- Relator(a)
- Ministro Messod Azulay Neto
- Órgão julgador
- Quinta Turma
- Data do julgamento
- 13/11/2023
- Data de publicação
- 30/11/2023
STJ – Acórdão, Rel. Ministro Messod Azulay Neto, Quinta Turma, j. 13/11/2023, p. 30/11/2023
PENAL. AGRAVO REGIMENTAL NO HABEAS CORPUS. TRÁFICO ILÍCITO DE ENTORPECENTES. PEDIDO DA APLICAÇÃO DA MINORANTE PREVISTA NO § 4° DA LEI DE DROGAS. SUPRESSÃO DE INSTÂNCIA. AFASTAMENTO DA AGRAVANTE DA REINCIDÊNCIA EM DECISÃO MONOCRÁTICA DESSA CORTE SUPERIOR. INEXISTÊNCIA DE CONSEQUENTE LÓGICO-JURÍDICO A IMPOR A CONCESSÃO DO PRIVILÉGIO. AGRAVO REGIMENTAL DESPROVIDO. I - É assente nesta Corte Superior de Justiça que o agravo regimental deve trazer novos argumentos capazes de alterar o entendimento anteriormente firmado, sob pena de ser mantida a r. decisão vergastada pelos próprios fundamentos.
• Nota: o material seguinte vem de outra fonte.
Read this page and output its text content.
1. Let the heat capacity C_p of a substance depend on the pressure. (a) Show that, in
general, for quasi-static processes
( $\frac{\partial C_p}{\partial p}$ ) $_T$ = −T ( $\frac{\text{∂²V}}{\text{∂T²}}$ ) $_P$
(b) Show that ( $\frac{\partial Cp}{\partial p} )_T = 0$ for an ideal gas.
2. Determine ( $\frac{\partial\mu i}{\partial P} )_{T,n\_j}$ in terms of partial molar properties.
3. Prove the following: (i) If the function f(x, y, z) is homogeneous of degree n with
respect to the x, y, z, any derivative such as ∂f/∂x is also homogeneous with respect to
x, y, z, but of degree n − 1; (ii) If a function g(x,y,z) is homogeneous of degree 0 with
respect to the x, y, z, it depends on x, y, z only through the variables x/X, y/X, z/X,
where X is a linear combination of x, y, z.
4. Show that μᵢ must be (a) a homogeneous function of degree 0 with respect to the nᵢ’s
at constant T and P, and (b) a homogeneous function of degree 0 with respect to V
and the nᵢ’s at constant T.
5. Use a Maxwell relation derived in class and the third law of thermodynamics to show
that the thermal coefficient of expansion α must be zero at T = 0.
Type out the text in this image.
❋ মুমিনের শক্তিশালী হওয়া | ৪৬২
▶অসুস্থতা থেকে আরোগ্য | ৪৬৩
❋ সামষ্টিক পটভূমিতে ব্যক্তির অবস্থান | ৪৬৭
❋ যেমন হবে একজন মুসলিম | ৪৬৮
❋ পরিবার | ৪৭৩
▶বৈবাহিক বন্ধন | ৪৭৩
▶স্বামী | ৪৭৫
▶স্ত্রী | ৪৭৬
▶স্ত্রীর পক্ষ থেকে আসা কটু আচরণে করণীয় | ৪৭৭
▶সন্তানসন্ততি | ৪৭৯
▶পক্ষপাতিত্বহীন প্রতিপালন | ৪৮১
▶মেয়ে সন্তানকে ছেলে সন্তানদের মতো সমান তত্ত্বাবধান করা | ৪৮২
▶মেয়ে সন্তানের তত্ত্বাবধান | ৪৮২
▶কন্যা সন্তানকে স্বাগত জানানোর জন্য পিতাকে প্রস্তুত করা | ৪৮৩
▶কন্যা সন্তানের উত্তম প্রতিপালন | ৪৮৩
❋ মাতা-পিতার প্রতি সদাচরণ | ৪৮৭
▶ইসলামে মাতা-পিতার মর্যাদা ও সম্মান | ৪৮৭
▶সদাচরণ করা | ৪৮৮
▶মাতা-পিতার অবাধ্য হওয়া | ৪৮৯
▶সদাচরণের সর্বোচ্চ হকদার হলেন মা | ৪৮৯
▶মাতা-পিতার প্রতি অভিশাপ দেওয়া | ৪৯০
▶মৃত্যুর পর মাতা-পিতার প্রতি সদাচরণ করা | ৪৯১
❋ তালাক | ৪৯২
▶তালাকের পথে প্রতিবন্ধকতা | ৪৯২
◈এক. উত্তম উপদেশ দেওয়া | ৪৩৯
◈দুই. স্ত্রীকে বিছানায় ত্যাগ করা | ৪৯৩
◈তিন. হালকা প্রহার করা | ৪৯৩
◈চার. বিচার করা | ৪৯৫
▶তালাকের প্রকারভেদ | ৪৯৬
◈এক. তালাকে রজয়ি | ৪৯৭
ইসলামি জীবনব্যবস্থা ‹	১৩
II - Pedido da aplicação da minorante prevista no § 4° da Lei de Drogas. Tese não foi enfrentada pela eg. Corte de origem. Considerando que a Corte originária não se pronunciou sobre o referido tema exposto na presente impetração, este Tribunal Superior fica impedido de se debruçar sobre a matéria, sob pena de incorrer em indevida supressão de instância. Precedentes. III - Afastamento da agravante da reincidência em decisão monocrática dessa Corte Superior. A condenação definitiva registrada por crime anterior e com o trânsito em julgado posterior à data do fato apurado na ação penal, a despeito de não caracterizar a agravante da reincidência, pode ser valorada como maus antecedentes. Precedentes. IV - Inexistência de consequente lógico-jurídico a impor a concessão do privilégio. Com efeito, um dos requisitos para a obter o tráfico privilegiado é a primariedade do paciente, nos termos do § 4° do art. 33 da Lei de Drogas. Desse modo, não assisti razão à defesa em afirmar que o afastamento da reincidência conduz necessariamente à concessão do privilégio na hipótese em apreço. Portanto, não há nenhuma ilegalidade a ser reparada, devendo o pedido de aplicação do tráfico privilegiado ser feito perante a autoridade competente para conhecê-lo. Agravo regimental desprovido. (AgRg no HC n. 817.651/PE, relator Ministro Messod Azulay Neto, Quinta Turma, julgado em 13/11/2023, DJe de 30/11/2023.)